2. The expected (subject, relation, object, valid_from, valid_until)
triples appear.
3. Re-running yields the same set (idempotency).
### 1.5 Schema validation + idempotent re-ingest
A single `validate_family_tree(data, source_path) -> None` raises
`FamilyTreeSchemaError(message, line=N)` with the offending line.
Tests assert:
- `NO: false` (the Norway problem) is rejected.
- `parents: null` on a non-root is rejected.
- A duplicate `(lineage, member_id)` on re-ingest is silently merged,
not duplicated (AC 1.7).
### 1.6 time_model.py ≥30 cases
Parametrize the existing 13 self-tests, plus add:
- month/day precision (`3rd_age.year_345.month_3.day_17`)
- `:Now` config node resolution (the slice 0 code path already
takes `current_time=`; promote it to module-level config)

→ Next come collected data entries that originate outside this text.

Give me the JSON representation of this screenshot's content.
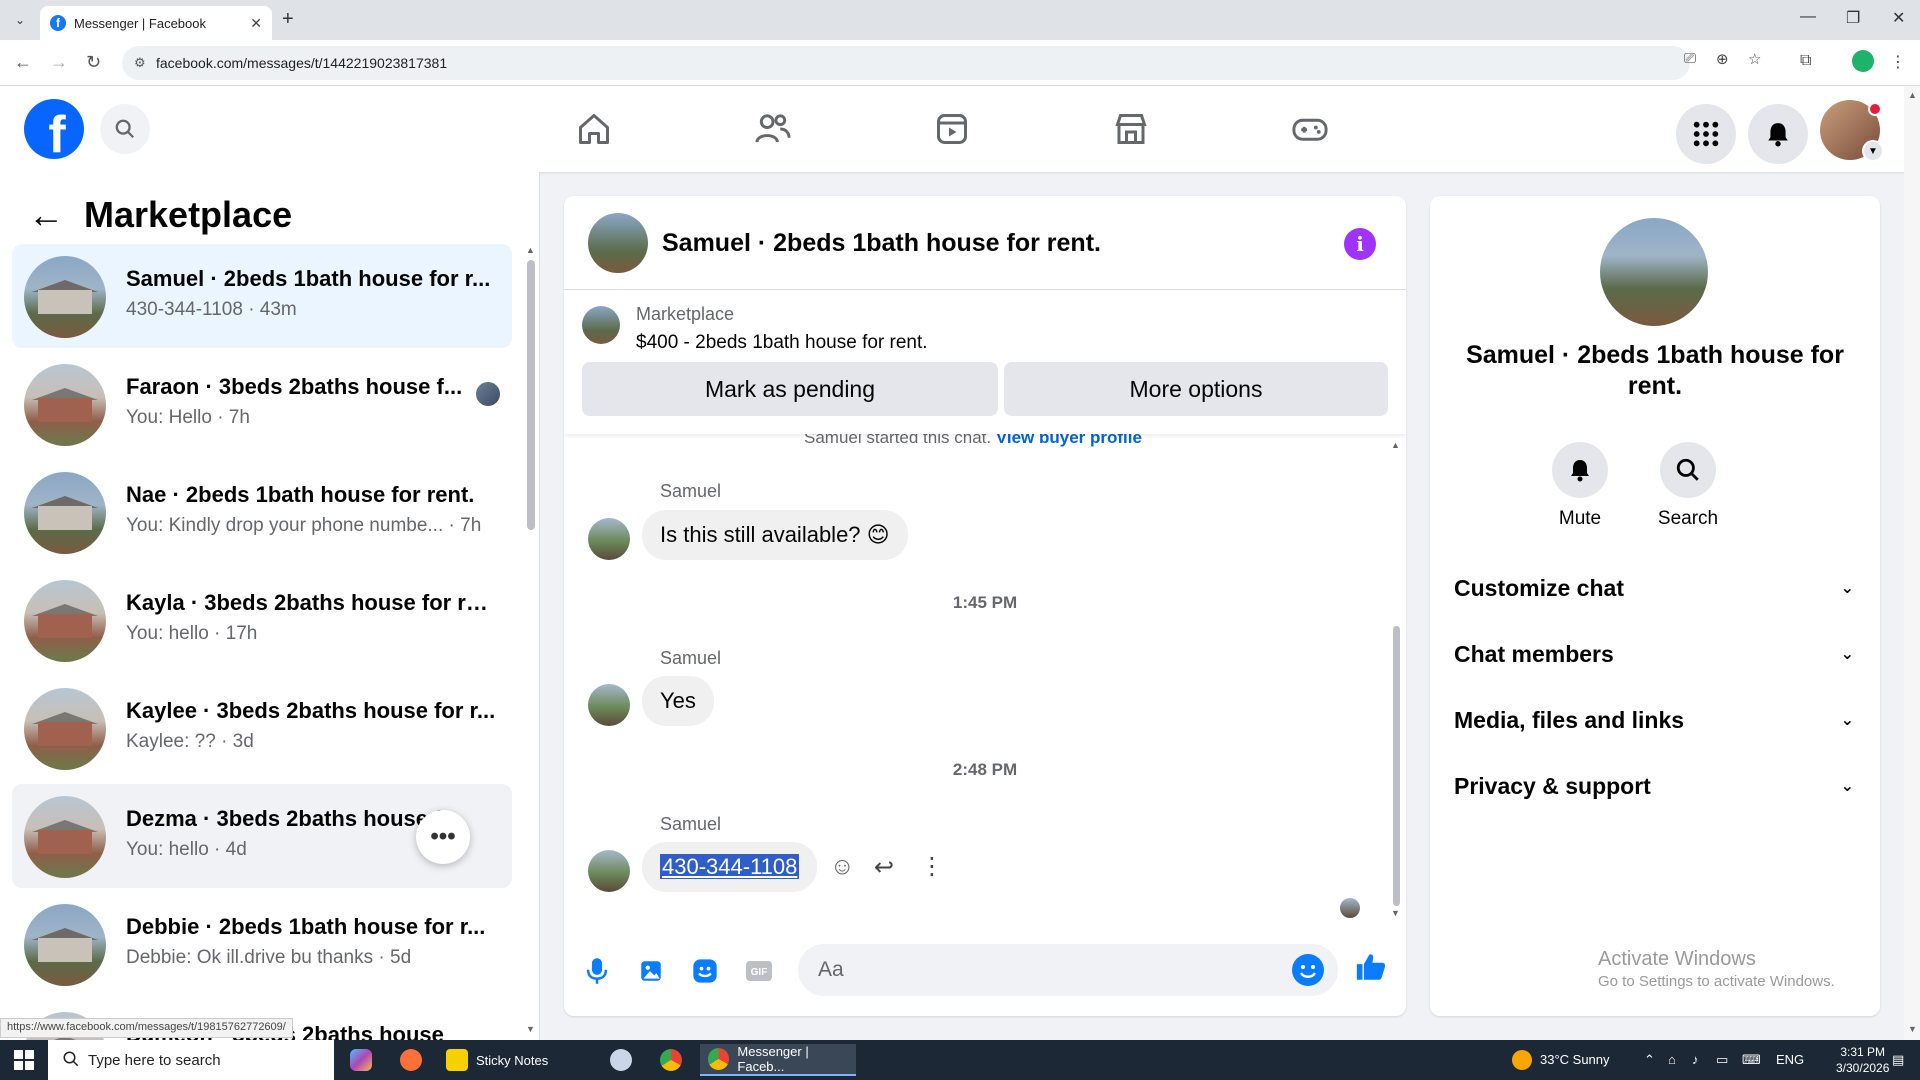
{
  "browser": {
    "tab_title": "Messenger | Facebook",
    "url": "facebook.com/messages/t/1442219023817381",
    "status_url": "https://www.facebook.com/messages/t/19815762772609/"
  },
  "left": {
    "back_label": "←",
    "title": "Marketplace",
    "conversations": [
      {
        "name": "Samuel · 2beds 1bath house for r...",
        "sub": "430-344-1108 · 43m"
      },
      {
        "name": "Faraon · 3beds 2baths house f...",
        "sub": "You: Hello · 7h"
      },
      {
        "name": "Nae · 2beds 1bath house for rent.",
        "sub": "You: Kindly drop your phone numbe... · 7h"
      },
      {
        "name": "Kayla · 3beds 2baths house for re...",
        "sub": "You: hello · 17h"
      },
      {
        "name": "Kaylee · 3beds 2baths house for r...",
        "sub": "Kaylee: ?? · 3d"
      },
      {
        "name": "Dezma · 3beds 2baths house f...",
        "sub": "You: hello · 4d"
      },
      {
        "name": "Debbie · 2beds 1bath house for r...",
        "sub": "Debbie: Ok ill.drive bu thanks · 5d"
      },
      {
        "name": "Dameon · 3beds 2baths house",
        "sub": ""
      }
    ],
    "more_label": "•••"
  },
  "chat": {
    "title": "Samuel · 2beds 1bath house for rent.",
    "info_glyph": "i",
    "marketplace_label": "Marketplace",
    "listing": "$400 - 2beds 1bath house for rent.",
    "mark_pending": "Mark as pending",
    "more_options": "More options",
    "started_text": "Samuel started this chat.",
    "view_buyer": "View buyer profile",
    "messages": [
      {
        "sender": "Samuel",
        "text": "Is this still available? 😊"
      },
      {
        "sender": "Samuel",
        "text": "Yes"
      },
      {
        "sender": "Samuel",
        "text": "430-344-1108"
      }
    ],
    "timestamps": [
      "1:45 PM",
      "2:48 PM"
    ],
    "composer_placeholder": "Aa"
  },
  "right": {
    "name": "Samuel · 2beds 1bath house for rent.",
    "mute": "Mute",
    "search": "Search",
    "sections": [
      "Customize chat",
      "Chat members",
      "Media, files and links",
      "Privacy & support"
    ],
    "activate_title": "Activate Windows",
    "activate_sub": "Go to Settings to activate Windows."
  },
  "taskbar": {
    "search_placeholder": "Type here to search",
    "apps": [
      "Sticky Notes",
      "Messenger | Faceb..."
    ],
    "weather": "33°C  Sunny",
    "lang": "ENG",
    "time": "3:31 PM",
    "date": "3/30/2026"
  },
  "colors": {
    "fb_blue": "#0866ff",
    "messenger_blue": "#0a7cff",
    "info_purple": "#a033ff"
  }
}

- half-open window edge cases
- both bounds null with `at=None` → True
- a malformed time string raises `ValueError`
Target: 30+ cases, all passing.
### 1.7 seed/ YAMLs + demo
Three example YAMLs in `lore_engine_poc/seed/yaml/`:
- `ashveil_bloodline.yaml` — lineage (the AC 1.15 cross-lineage case)
- `house_raventhorne.yaml` — faction (AC 1.14 multi-membership)
- `battle_of_black_spire.yaml` — timeline event (AC 1.11 demo query)
`scripts/02_demo.py` gains three queries that *only* return true
inside the window (the negative case proves the time filter is real,
not bypassed).
## Spot-check protocol
After every sub-slice lands, a single `pytest -q` runs in
`lore-engine-poc/`. Sub-agent commits get reviewed before merging
into `main`:
- `git diff main..wt/<branch>` — small, scoped to one AC family
- `pytest -q` from the sub-agent's branch tip
- If anything looks out-of-scope, surface it instead of merging.
## Out of scope (deferred)
- LLM extraction (slice 3) — separate track, separate slice.
- Consistency engine (slice 2) — needs both 1 and 3, lands later.
- Neo4j UDF port — slice 0's pure-Python port stays as the test
oracle; Neo4j Java port is a polish item per ADR 0008.